An exquisite, mysterious novel of mourning on a planetary scale.
— Booklist
Here we find a form of language that attempts to venture, dancing, into a past enveloped in silence after the disappearance of those who were absent.
— Yoko Tawada
A work of great delicacy and seriousness. Ishizawa anchors the temporal and the ghostly with a transfixing pragmatism, and the result is a shifting, tessellated kaleidoscope of memory, architecture, history and grief.
— Jessica Au
The characters in Mai Ishizawa’s The Place of Shells have all, it seems, come to understand that there is no ‘regular’ course of the world, that calamity and disaster are part of its recurrent processes, that we must constantly mourn and repair and make sense of that which lacks sense.

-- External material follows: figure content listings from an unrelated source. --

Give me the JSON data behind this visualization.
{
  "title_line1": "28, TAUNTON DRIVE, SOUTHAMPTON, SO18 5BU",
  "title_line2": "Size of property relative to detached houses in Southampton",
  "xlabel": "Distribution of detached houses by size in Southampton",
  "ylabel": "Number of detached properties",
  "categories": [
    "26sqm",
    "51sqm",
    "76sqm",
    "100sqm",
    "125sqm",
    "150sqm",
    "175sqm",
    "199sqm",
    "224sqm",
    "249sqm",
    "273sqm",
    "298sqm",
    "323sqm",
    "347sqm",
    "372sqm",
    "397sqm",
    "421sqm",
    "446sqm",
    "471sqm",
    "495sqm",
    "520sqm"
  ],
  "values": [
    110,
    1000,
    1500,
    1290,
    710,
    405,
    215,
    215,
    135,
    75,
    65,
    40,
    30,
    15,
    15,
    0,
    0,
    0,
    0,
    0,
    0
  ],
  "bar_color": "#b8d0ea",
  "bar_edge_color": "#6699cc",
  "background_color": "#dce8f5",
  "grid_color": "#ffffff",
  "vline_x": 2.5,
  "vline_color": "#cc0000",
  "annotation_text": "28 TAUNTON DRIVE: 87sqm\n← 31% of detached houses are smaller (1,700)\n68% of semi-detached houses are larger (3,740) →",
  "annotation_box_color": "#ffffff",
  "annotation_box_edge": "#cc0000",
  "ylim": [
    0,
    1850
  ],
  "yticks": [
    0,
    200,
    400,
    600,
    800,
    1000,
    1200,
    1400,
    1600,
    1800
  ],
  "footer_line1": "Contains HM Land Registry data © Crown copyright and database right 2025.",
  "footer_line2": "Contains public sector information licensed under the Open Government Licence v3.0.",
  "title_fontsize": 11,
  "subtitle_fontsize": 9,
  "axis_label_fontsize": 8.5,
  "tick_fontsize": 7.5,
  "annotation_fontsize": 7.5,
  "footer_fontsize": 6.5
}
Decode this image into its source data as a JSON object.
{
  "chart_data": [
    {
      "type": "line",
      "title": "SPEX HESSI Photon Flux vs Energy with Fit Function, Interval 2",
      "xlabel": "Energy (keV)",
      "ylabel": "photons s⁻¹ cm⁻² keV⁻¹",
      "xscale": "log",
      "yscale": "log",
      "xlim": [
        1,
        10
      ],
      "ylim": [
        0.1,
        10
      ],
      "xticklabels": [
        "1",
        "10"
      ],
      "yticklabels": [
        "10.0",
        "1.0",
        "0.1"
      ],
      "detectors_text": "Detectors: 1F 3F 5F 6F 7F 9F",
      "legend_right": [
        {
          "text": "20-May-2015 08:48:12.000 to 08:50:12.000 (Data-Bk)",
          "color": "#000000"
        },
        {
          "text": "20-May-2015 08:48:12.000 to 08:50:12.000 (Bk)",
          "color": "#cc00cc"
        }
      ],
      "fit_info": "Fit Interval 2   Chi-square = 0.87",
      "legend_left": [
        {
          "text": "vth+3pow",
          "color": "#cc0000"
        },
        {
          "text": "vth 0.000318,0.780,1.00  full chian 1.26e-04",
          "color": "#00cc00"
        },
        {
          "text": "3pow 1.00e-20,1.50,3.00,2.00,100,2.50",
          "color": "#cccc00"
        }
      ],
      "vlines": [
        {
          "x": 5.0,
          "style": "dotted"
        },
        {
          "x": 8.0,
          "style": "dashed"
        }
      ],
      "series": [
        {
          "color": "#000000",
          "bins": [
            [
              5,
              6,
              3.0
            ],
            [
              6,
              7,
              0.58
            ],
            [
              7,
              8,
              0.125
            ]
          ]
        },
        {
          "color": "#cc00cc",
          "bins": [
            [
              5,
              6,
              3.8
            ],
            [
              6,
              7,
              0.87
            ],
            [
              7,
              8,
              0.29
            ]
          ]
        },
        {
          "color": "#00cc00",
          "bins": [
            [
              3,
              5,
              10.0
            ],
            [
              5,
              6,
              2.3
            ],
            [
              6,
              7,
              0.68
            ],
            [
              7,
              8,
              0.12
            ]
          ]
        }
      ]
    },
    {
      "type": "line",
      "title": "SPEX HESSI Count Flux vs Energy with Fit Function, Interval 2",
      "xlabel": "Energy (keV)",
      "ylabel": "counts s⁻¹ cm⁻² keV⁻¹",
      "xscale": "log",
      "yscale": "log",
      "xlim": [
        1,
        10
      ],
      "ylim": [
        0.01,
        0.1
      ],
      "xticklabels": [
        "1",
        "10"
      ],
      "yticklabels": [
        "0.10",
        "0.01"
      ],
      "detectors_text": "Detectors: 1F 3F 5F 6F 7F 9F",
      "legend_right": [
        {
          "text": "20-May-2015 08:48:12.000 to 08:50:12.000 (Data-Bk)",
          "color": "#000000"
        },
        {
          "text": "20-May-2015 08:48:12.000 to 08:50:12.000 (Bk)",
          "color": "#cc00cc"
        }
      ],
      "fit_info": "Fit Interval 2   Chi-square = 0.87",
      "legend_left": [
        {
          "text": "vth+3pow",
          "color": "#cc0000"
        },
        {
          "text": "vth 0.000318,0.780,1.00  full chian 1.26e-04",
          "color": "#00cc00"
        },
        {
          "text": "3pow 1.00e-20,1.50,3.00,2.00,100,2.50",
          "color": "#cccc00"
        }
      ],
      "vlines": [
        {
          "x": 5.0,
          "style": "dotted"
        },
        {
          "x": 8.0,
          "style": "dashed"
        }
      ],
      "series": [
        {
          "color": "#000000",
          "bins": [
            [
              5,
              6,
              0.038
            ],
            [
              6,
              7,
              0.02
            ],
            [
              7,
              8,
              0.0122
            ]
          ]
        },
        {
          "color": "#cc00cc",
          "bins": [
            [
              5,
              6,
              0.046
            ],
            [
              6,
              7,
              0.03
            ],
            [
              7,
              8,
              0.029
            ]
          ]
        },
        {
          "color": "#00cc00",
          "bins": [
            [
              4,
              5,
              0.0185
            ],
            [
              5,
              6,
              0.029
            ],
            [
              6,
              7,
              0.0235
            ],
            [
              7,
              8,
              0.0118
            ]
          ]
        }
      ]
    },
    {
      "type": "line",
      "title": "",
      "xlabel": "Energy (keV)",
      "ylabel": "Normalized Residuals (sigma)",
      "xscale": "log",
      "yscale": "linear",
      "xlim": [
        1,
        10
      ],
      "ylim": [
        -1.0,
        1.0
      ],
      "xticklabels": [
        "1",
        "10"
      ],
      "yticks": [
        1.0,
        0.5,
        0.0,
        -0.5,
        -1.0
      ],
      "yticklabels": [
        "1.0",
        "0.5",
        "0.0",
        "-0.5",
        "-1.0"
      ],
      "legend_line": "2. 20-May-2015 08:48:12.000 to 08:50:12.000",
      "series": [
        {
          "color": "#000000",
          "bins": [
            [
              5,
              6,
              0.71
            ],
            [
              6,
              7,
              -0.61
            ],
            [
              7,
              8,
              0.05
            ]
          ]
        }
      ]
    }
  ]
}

— Dante Silva, The Brooklyn Rail
Missing persons and dogs, the dead and the living, are all on an even footing, interacting with equality. The multilayered intertwining of their memories saw me several times losing my perspective and growing dizzy, and the next thing I knew, I had been dragged into even deeper territory than I was expecting. This attempt to imprint upon humanity the experiences of the 2011 Tohoku earthquake and tsunami in a way that only a novel can achieve deserves to be highly esteemed.
— Yoko Ogawa
The Place of Shells is a meditation on art, death, and belonging. It reads like an eerie, shimmering fever dream where the boundaries between past and present, reality and fantasy, life and death often shatter. A strange and beautiful memento mori of a novel
— Jenny Mustard, author of Okay Days
The Place of Shells inhabits the crusted border between words and embodied experiences, particularly when registering mass trauma. Ishizawa—whose personal biography greatly mirrors the narrator’s—traverses the boundary between public and private memory, enduring and letting go.
— Anabelle Johnston, Los Angeles Review of Books
Wrought in Polly Barton’s rhythmic prose, Ishizawa’s narrative features a procession of revenants, saints, and an olfactorily gifted truffle dog that put me in mind of Alice Rohrwacher’s La Chimera. What the sensitive canine sniffs out, in the diaphanous irreality opened up by the text, are lost objects that accrete within themselves histories of trauma.
— Alex Tan, Asymptote
This book, translated from the Japanese with great elegance by Polly Barton, suggests a way into re-enchantment with the world… its central appeal lies in the author’s extraordinary ability to convey impressions and sensations with great precision and beauty.
— Patricio Pron, Berlin Review
Ishizawa’s poetic prose embraces art along with both Japanese and German culture, and her novel becomes a hypnotic dissection of memory, trauma and belonging that many will relate to. Though face masks make a regular appearance, the narrative comes across as timeless, perhaps because the story seems suspended in a timeline of its own.